Posted Feb 22, 2006 07:33 am CST
The scene was not a high-tech nuclear laboratory or a Pentagon think tank. It was a district court clerk’s office. But all eyes were on Beckman as he snapped away. No one had ever photocopied documents in the clerk’s office using a digital camera.
Not long ago, the local clerk doubled the cost of using the copy machine to 50 cents a sheet. Half-a-buck a page seems outrageous; actual copy costs have gone down with time.
Abbyy Software House, the maker of document recognition and language processing software, has a new feature in its FineReader 8.0 application designed to use optical character recognition on digitally photographed documents.
A file from the clerk’s office seemed like a good test of digital camera photocopying. The goal was twofold:
• To find out how difficult it would be to combine single-page shots (multiple files) into multipage graphic files.
• And to test how well the photographed document can be OCR-converted into a document you can edit or search.
The digital camera created JPG files. Abbyy FineReader will save selected pages or images, including JPGs, into several formats, including Adobe Acrobat, creating multipage or single-page files as desired.
As an alternative, Adobe Acrobat Professional easily and quickly took selected JPG files and converted them into a single portable-documen-format file. We then used FineReader to OCR the Acrobat Professional created PDF of the clerk’s file. The results were excellent.
Using the same Acrobat Professional PDF, we tried to OCR the clerk’s file within Acrobat. It failed miserably at the same task at which FineReader excelled.
The lighting in the clerk’s office wasn’t great. A few pages were at a slight angle. The sheets were not lying perfectly flat. But we are done paying 50 cents a page for photocopying clerk’s files. In the future we will send a secretary with a digital camera. We used the same camera to photograph pages of the North Western Reporter. We went to the middle of the volume so the curvature of the page would be maximized, making the OCR more difficult. Even when the photo was taken at a slight angle, the OCR was good.
The camera we used is a two-year-old Canon PowerShot S1 IS with an image stabilizer. All the images were shot at 3.2 megapixels, handheld with the camera set to automatic for as high-quality a picture it could take with the flash turned off. We have even had good luck with glossy pages as long as we pay attention to overhead lighting.
A tripod is necessary for a camera without an image stabilizer. But the cumbersome tripod is probably enough to kill the efficiency of using a camera to photocopy.
Five years ago we tried performing OCR with camera photocopies with what was then a high-quality, 2.1 megapixel digital camera that had a built-in stabilizer.
We also tried with a tripod. But the OCR results were worthless. That is a testament to how far Abbyy has come, along with the improvement in digital cameras.

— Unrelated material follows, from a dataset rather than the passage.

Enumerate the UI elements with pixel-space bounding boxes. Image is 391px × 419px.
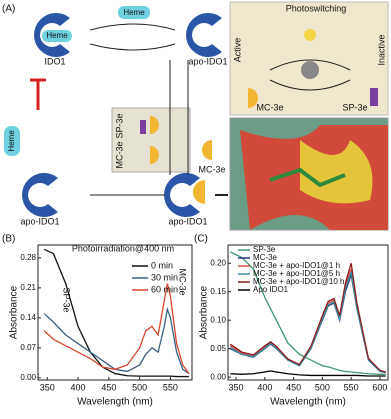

A neat utility in Abbyy FineReader 8.0 is Screenshot Reader. It lets one select portions of a computer screen to OCR or to save as an image.
FineReader Professional lists for $400. FineReader Corporate lists for $600. The corporate edition permits several users to share one license.
Abbyy 8.0 is phenomenal if you want OCR. Your digital camera becomes a tiny photocopier/scanner that is a link to optical character recognition. If you can see it, you can copy it, and you can OCR it. James Bond never had it so good.